Multi-phase lattice materials are a new class of engineering material with wide application to lightweight transport, security, sustainable buildings and electronic packaging. For example, the increasing demand for energy in transport poses a global threat: there is a finite supply of energy (oil, coal, gas, nuclear) and sustainable solutions are insufficient to meet demand. There is a major driver to reduce energy consumption by lightweighting in all transport sectors (aerospace, automotive and marine). Micro-architectured materials comprise periodic or stochastic lattices and foam made from a single material, and can be made lightweight. There has been much recent activity in the development of new lightweight and multifunctional solids, based on foams and lattices, but this has been incremental. Can we do better?
There is an opportunity to engineer a new class of multi-phase, multi-scale lattices that combine multiple interpenetrating topologies, multiple materials and even multiple length scales to provide an enormous range of new combinations of properties. For example, they can deliver high stiffness, strength and damage tolerance, but possess very low weight. The systematic procedure towards developing the new class of multi-phase lattices and lattice coatings involves (i) computational capabilities that permit accurate simulation and prediction of properties based on its constituents, (ii) additive manufacturing processes with precise control of material morphology and topology, and (iii) experimental characterization methods with resolution capable of measuring the microstructural features as they deform under applied loads.
The main objectives of the MULTILAT project are as follows:
(i) To invent multi-phase multi-scale lattices that combine structural hierarchy, with freedom to select the topology, constituent material and length scale of each lattice.
(ii) To determine the effective stiffness, strength and resistance to crack growth (or fracture) as a function of lattice topology, length scale and material combination, for multi-phase lattices.
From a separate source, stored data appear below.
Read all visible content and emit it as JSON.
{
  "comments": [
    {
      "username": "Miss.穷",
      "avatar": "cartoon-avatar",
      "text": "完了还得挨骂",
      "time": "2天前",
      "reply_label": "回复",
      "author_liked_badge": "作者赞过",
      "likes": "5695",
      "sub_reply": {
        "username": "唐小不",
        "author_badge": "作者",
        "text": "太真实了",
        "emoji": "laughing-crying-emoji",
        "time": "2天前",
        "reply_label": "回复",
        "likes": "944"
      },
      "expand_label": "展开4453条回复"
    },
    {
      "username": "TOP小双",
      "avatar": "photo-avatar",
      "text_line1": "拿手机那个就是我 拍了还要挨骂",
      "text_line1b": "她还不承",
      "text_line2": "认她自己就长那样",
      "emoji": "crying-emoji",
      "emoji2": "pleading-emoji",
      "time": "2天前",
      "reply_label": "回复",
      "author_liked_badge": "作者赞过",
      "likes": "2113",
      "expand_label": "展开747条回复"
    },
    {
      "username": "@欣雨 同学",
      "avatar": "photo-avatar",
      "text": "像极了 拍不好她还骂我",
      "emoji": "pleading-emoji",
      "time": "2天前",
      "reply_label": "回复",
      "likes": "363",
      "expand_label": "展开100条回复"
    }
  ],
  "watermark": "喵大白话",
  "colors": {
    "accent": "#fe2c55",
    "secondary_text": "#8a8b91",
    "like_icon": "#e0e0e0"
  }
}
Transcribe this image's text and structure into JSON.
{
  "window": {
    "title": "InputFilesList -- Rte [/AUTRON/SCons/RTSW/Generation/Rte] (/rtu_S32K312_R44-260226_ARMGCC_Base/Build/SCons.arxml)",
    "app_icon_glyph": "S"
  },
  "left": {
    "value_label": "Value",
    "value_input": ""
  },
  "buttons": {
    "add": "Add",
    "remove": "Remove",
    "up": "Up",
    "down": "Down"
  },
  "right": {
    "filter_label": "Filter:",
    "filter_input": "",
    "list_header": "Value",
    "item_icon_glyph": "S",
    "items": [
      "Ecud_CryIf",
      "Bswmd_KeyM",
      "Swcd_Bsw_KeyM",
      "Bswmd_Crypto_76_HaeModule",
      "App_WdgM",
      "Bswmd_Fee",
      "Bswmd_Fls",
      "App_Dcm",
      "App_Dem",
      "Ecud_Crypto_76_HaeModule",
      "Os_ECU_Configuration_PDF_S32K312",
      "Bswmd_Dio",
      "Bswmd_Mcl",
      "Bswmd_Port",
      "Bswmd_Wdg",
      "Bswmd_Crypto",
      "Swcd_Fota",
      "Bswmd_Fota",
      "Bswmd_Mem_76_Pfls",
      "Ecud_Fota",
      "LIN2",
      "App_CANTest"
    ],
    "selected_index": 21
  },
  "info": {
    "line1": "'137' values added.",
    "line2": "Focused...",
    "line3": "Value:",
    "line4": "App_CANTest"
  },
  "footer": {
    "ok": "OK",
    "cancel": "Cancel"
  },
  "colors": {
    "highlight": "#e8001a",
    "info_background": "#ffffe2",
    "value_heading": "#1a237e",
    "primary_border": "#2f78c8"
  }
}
(iii) To develop a systematic method of filtering the enormous range of candidate constituents in order to develop the optimal multi-phase lattice materials for a given application based on the fundamental micromechanics.
(iv) To scope out the manufacture and use of the newly invented lattices in representative applications: a hard but porous coating, a functionally graded compliant coating and a lightweight structural panel with high energy absorption and high toughness.
(v) To measure and to predict the extreme properties of a coating made from a nano-scale lattice.
The outcomes of the proposed project will open up new horizons for the underpinning science and technology of new applications and devices.